We were having a discussion of Asimov’s i,Robot the other day.

And I got more uneasy.

Our discussion included a mention of Asimov’s Laws. The laws go something like:

  1. A robot may not injure a human, or via inaction allow a human to be harmed
  2. Robots must obey humans (“the people”) unless such orders conflict with (1)
  3. A robot must protect its existence insofar as it is not at the expense of (1) and (2)

And the reason I am uneasy, is that we spend a LOT more time on the design of AI and robots to follow these laws. But where is the daily conversation, or perhaps obsession, with doing the same for non-robot entities in our lives? Where are Asimov’s Three Laws of the American Presidency? Where are the three laws of Government? Can someone write the new novel, “i,Government?” I know there are dystopian political tomes out there, but I don’t see (1) through (3) being as seriously engaged as other things are. Indeed, much of the most forceful discussions of the role of government celebrate times when (1) is violated by policy.
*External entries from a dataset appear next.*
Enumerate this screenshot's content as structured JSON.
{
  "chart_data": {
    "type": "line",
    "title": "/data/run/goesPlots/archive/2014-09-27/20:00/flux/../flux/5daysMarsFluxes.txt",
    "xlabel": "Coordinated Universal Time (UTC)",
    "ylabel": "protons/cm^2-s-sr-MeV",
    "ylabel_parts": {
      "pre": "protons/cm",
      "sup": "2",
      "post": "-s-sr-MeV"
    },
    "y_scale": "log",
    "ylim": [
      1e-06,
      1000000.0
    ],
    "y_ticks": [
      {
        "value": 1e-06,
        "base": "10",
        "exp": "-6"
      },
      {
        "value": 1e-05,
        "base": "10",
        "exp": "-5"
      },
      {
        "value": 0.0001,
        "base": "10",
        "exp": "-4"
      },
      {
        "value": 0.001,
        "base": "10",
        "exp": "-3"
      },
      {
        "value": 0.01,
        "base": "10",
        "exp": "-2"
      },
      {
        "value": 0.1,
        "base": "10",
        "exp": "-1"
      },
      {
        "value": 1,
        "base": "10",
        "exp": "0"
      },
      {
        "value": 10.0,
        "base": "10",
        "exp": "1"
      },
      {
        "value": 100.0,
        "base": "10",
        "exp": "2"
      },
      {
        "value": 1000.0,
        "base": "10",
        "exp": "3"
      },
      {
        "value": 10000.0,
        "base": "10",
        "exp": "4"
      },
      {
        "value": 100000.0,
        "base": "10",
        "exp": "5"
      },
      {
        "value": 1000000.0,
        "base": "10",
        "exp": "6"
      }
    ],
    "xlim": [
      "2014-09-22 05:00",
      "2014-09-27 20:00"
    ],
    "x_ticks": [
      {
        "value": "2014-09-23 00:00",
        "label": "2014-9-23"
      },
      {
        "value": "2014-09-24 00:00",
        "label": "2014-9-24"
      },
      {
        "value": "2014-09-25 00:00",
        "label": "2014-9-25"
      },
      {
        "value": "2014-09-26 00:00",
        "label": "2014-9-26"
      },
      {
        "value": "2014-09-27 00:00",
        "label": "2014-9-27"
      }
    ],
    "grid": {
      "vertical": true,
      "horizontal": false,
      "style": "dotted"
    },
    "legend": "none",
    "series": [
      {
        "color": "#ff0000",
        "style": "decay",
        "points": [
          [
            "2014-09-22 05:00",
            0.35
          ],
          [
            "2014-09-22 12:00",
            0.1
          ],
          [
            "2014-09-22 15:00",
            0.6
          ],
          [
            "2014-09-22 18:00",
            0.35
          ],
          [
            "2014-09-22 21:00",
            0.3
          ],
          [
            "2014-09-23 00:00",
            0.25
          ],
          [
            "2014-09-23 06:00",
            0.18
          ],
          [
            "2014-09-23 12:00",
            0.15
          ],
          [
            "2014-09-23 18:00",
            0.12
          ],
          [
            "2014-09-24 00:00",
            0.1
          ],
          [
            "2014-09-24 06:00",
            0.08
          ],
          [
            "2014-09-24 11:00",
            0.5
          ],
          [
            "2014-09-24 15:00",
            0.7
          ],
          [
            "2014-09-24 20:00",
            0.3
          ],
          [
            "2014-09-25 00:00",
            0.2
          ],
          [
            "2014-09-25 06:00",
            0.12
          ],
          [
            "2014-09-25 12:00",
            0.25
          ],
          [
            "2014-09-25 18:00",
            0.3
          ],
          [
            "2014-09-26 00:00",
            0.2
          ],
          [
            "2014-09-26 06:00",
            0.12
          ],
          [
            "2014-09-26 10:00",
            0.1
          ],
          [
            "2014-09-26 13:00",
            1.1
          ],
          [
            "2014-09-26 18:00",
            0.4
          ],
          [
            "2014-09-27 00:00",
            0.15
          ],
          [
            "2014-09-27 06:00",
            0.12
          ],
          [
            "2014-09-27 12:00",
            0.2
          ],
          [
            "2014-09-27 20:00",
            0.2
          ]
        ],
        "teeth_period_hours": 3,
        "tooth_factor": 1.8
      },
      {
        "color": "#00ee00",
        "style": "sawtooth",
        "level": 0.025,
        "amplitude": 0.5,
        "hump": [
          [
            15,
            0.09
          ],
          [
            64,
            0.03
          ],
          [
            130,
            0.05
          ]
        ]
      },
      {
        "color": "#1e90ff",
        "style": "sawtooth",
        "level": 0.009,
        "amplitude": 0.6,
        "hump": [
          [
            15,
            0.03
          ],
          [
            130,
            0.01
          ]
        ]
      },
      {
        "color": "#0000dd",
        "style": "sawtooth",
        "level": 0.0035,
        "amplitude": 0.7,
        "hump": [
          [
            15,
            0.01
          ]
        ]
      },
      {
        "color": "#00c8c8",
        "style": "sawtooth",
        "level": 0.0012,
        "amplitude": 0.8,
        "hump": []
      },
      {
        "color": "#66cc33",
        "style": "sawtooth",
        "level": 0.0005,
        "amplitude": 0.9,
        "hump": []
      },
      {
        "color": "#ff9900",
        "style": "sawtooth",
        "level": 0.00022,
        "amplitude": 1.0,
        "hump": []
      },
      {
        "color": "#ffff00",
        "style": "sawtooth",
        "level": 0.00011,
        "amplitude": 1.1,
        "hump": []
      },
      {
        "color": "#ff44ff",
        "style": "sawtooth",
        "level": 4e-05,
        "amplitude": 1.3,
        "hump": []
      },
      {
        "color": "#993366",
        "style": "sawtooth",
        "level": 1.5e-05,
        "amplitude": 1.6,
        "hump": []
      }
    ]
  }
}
If drone strikes or undeclared wars in the middle east strike you as obeying (1) I don’t quite know what to say. But we can go much farther. Do we think that government actions or inactions do not expressly injure or harm other humans? I am quite sure, for example, that ethanol subsidies kill people. As does exempting the Department of Defense from some of the environmental protection laws that we abide by. And so on.

So I ask again, why not i,Government? Or now does it make me some kind of atomistic zealot to have a hope for humanity that, first, our governments, like our doctors, do no harm?